In the attorney client relationship, your client has the sole power to make two decisions:

  1. The end goal for their situation. Even if you aren’t entirely sure that their decision is in their best interest, it is your job to help them meet their ultimate goal. For example, if someone comes to you to set-up a will that equally distributes their property to their three adult children and you find out that one of those children has a long criminal history for embezzlement, you do not have the authority to change the outcome on behalf of the client. If a client doesn’t want to settle and they want to spend their time and money by going to trial, you go to trial as long as you’re not abusing the court and filing frivolous motions. Of course, it’s always prudent to provide the client with information that you think could help them make an educated decision, but the decision is still theirs.
  2. Whether they’re interested in accepting a settlement. If you believe that a client should accept a settlement because they won’t do any better at trial, they have the right to refuse. You have the obligation to support their decision. You may not accept any offer without the consent of your client. You cannot extend a settlement offer without consent for your client. Again, you can provide information that you believe will help your client make an educated decision, but you must support whatever decision they make.

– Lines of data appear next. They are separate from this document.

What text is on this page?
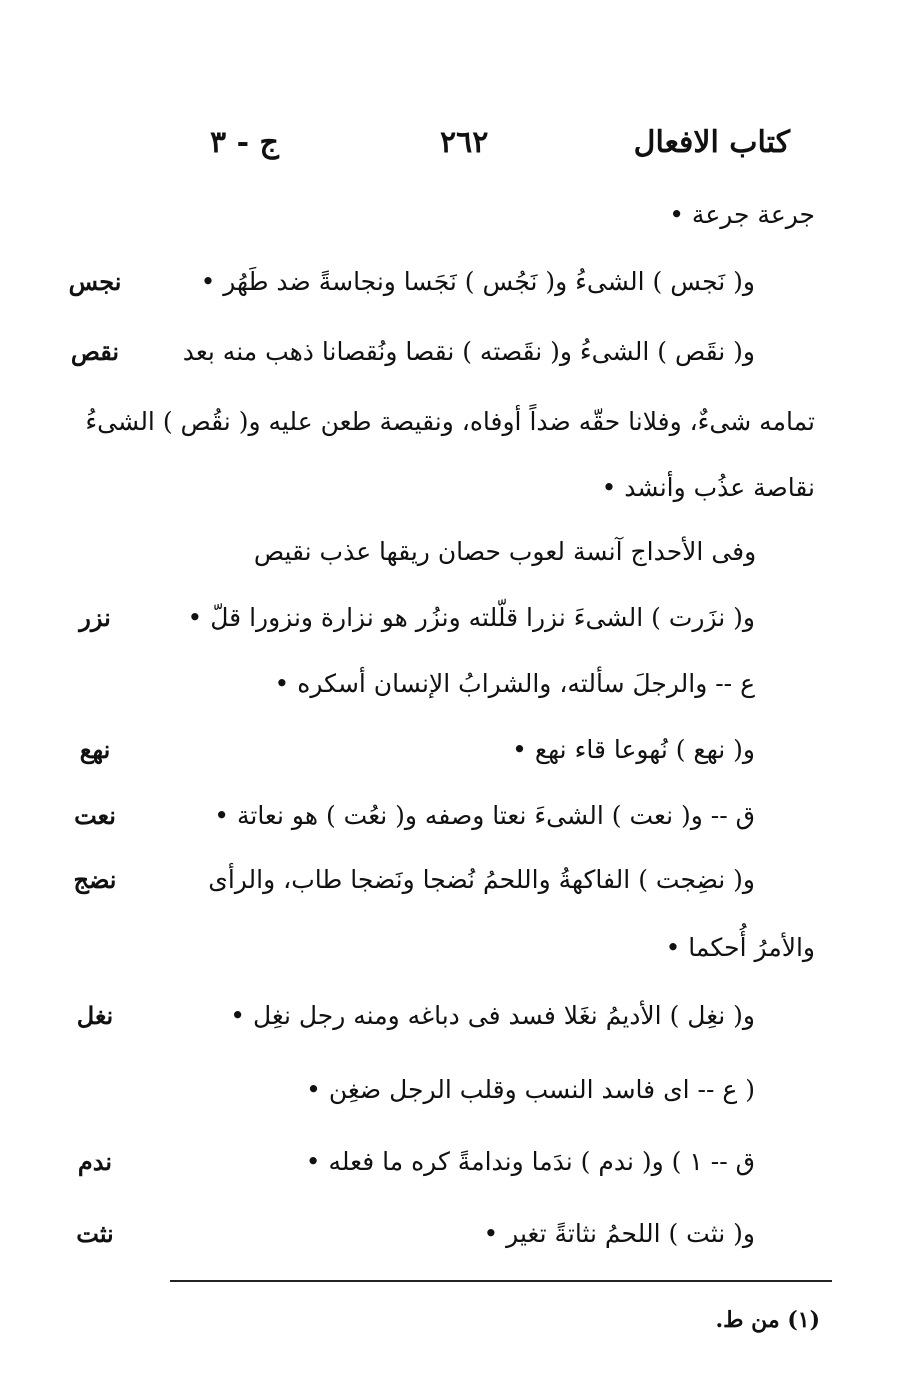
كتاب الافعال
٢٦٢
ج - ٣
جرعة جرعة •
و( نَجس ) الشىءُ و( نَجُس ) نَجَسا ونجاسةً ضد طَهُر •
و( نقَص ) الشىءُ و( نقَصته ) نقصا ونُقصانا ذهب منه بعد
تمامه شىءٌ، وفلانا حقّه ضداً أوفاه، ونقيصة طعن عليه و( نقُص ) الشىءُ
نقاصة عذُب وأنشد •
وفى الأحداج آنسة لعوب حصان ريقها عذب نقيص
و( نزَرت ) الشىءَ نزرا قلّلته ونزُر هو نزارة ونزورا قلّ •
ع -- والرجلَ سألته، والشرابُ الإنسان أسكره •
و( نهع ) نُهوعا قاء نهع •
ق -- و( نعت ) الشىءَ نعتا وصفه و( نعُت ) هو نعاتة •
و( نضِجت ) الفاكهةُ واللحمُ نُضجا ونَضجا طاب، والرأى
والأمرُ أُحكما •
و( نغِل ) الأديمُ نغَلا فسد فى دباغه ومنه رجل نغِل •
( ع -- اى فاسد النسب وقلب الرجل ضغِن •
ق -- ١ ) و( ندم ) ندَما وندامةً كره ما فعله •
و( نثت ) اللحمُ نثاتةً تغير •
نجس
نقص
نزر
نهع
نعت
نضج
نغل
ندم
نثت
(١) من ط.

The Attorney’s Side of the Attorney Client Relationship

Generally speaking, how you choose to achieve the client’s end goal is within your power in the attorney client relationship. Of course, it’s important to consult any contract you’ve signed to ensure that you understand what you can and cannot do. This is especially important if you work with businesses. Many businesses will have a standard list of terms and conditions that you must follow. Usually, though, you control:

  • Which vendors to use. You can choose your own e-discovery software and other vendors that you believe are necessary to meet the needs of your client. Remember, though, if you signed a contract, read it to ensure that your choices aren’t limited. If they are limited, remember to abide by those limits.
  • Staffing choices. Even if your client insists that someone specific from your office should or shouldn’t be involved in their case (provided there’s no ethical issue that results), it’s up to you.
  • You do not have to participate in a crime or in fraudulent activity. In fact, Model Rule 1.2 states that you must refuse to help with criminal or fraudulent activity.
  • While the client can tell you that they want you to depose someone, they do not get to choose the date. You have the authority to choose the date. Of course, it’s always prudent to check with everyone involved to ensure the best date is chosen.
  • Small details. For example, while the client decides if they want to accept or extend a settlement, you have the power to decide how to approach opposing counsel. The tone you choose in letters or whether you decide to spend time with opposing counsel to talk about the case is also your decision. If it is a detail that falls within the boundaries of the reason the client hired you, you can decide.